Congress: The sleeping watchdog
The health of our nation’s political life depends on the Congress—the people’s branch—holding the executive branch to account and exposing malfeasance in the public and private sectors. This watchdog role—formally known as oversight—is every bit as important as passing laws in maintaining the checks and balances of our constitutional system.
At its core, vigorous oversight is the way Congress is supposed to keep the president from becoming a monarch. In practice, it means holding public committee hearings and conducting investigations into everything from a lost Social Security check to whether the country has the proper nuclear posture to deter a military attack.
{mosads}Done properly, congressional oversight investigations can impact policy and change society for the better. The congressionally-created 9/11 Commission produced valuable findings on the terrorist attacks and the government response to them. Congress’s investigation into Hurricane Katrina was even-handed and thorough. In the 1970s the Church Committee exposed abuses of power at the CIA, FBI and NSA that led to important new safeguards for American citizens.
Congress can also be a watchdog on the private sector when executive agencies fail to act. The 1994 House hearings on the dangers of tobacco ultimately led to a settlement of more than $200 billion. The Senate’s Permanent Subcommittee on Investigations has investigated such scandals as Enron, credit card abuse and secret offshore bank accounts, leading to major legislation and industry reforms.
Lately, however, the congressional watchdog has been napping, or worse, barking up partisan trees. When Congress is controlled by the same party that holds the White House, Congress frequently turns its back on effective oversight and gives the president a pass. When Congress is controlled by the opposite party, too often oversight is used for highly political investigations simply to embarrass opponents or generate headlines, with no eye toward correcting a problem that affects citizens. Such witch-hunts give oversight a bad name.
This reflexive partisanship has been accompanied by an overall decline in oversight activity even as members of both parties complain about presidents usurping power. Republicans repeatedly criticized President Obama’s alleged “executive overreach.” Democrats, as well as many Republicans, have decried President Trump’s imperial impulses and his apparent disdain for traditional “guardrails” that have constrained previous presidents.
Yet instead of dedicating more assets and effort to credible bipartisan oversight, Congress in 2010 began to cut the budgets of its own committees, where most oversight is performed. Funding for most committees has fallen by a quarter or more since then. Legislative branch cuts were a kind of self-flagellation intended to appeal to unhappy voters, but they’ve just made Congress weaker, without making it more popular.

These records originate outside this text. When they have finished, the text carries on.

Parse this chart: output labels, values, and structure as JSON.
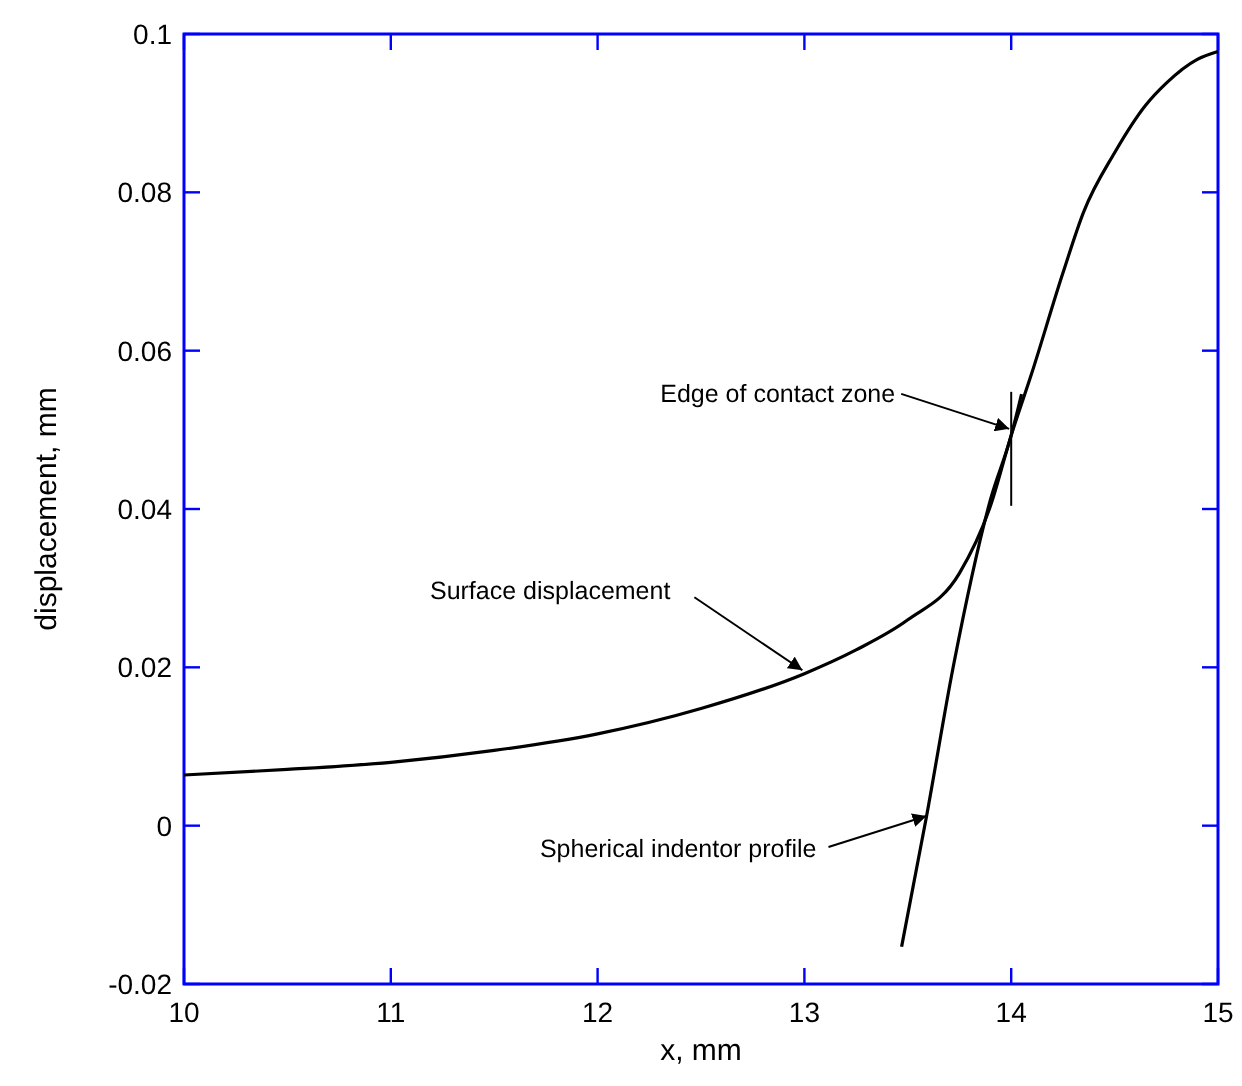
{
  "chart_data": {
    "type": "line",
    "xlabel": "x, mm",
    "ylabel": "displacement, mm",
    "xlim": [
      10,
      15
    ],
    "ylim": [
      -0.02,
      0.1
    ],
    "xticks": [
      10,
      11,
      12,
      13,
      14,
      15
    ],
    "yticks": [
      -0.02,
      0,
      0.02,
      0.04,
      0.06,
      0.08,
      0.1
    ],
    "grid": false,
    "marker": "none",
    "line_style": "solid",
    "series": [
      {
        "color": "#000000",
        "x": [
          10,
          10.5,
          11,
          11.5,
          12,
          12.5,
          13,
          13.25,
          13.5,
          13.75,
          13.9,
          14,
          14.1,
          14.25,
          14.35,
          14.5,
          14.65,
          14.75,
          14.9,
          15
        ],
        "values": [
          0.0064,
          0.0071,
          0.008,
          0.0095,
          0.0116,
          0.0148,
          0.0192,
          0.0222,
          0.026,
          0.0319,
          0.0404,
          0.0493,
          0.0572,
          0.0698,
          0.0775,
          0.085,
          0.091,
          0.0938,
          0.0968,
          0.0978
        ]
      },
      {
        "color": "#000000",
        "x": [
          13.47,
          13.59,
          13.72,
          13.9,
          14,
          14.05
        ],
        "values": [
          -0.0153,
          0.0011,
          0.0201,
          0.0412,
          0.0493,
          0.0545
        ]
      }
    ],
    "annotations": [
      {
        "text": "Edge of contact zone",
        "x": 14,
        "y": 0.05
      },
      {
        "text": "Surface displacement",
        "x": 13,
        "y": 0.0195
      },
      {
        "text": "Spherical indentor profile",
        "x": 13.6,
        "y": 0.0011
      }
    ]
  }
}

The decline in Congress’s capacity and will to aggressively oversee executive branch operations and policies is an under-recognized problem in our governance. This is hard work that often carries political risks for members who undertake it. But ceding even more authority to sprawling executive agencies that are less accountable and connected to the public is extremely dangerous to our constitutional system.
Change starts with the voters. They need to understand the importance of this decline in oversight and demand more of it from their lawmakers. And they should not reward mere partisan grandstanding.
In an era of legislative gridlock, members of Congress should see that bipartisan oversight can be good politics. When it’s hard to get a bill passed, constituents will applaud a legislator who uses the oversight process to tackle a problem that affects their wallet, their safety, their health or their children.
To that end, at The Lugar Center we are developing an “oversight map” to inform voters how each congressional committee performs its oversight function. We will assess all 45 committees on how much, or how little, they are doing.
We have also been working to improve oversight in cooperation with the non-partisan Project on Government Oversight and the Levin Center at Wayne Law, founded by former Sen. Carl Levin (D-Mich.), which is dedicated to strengthening in-depth, bipartisan oversight at the state and federal level. Together we host two-day bipartisan “boot camps” for Hill staffers on how to develop and implement bipartisan oversight investigations.
Some lawmakers seem to think it’s easier to get re-elected if they do nothing. That’s a disservice to the Constitution and to their constituents. Voters want Congress to solve their problems, not score political points. Bipartisan oversight is a good place to start.
Lugar served 36 years in the U.S. Senate. He is founder and president of The Lugar Center, a Washington-based non-profit that addresses issues of foreign policy and bipartisan governance.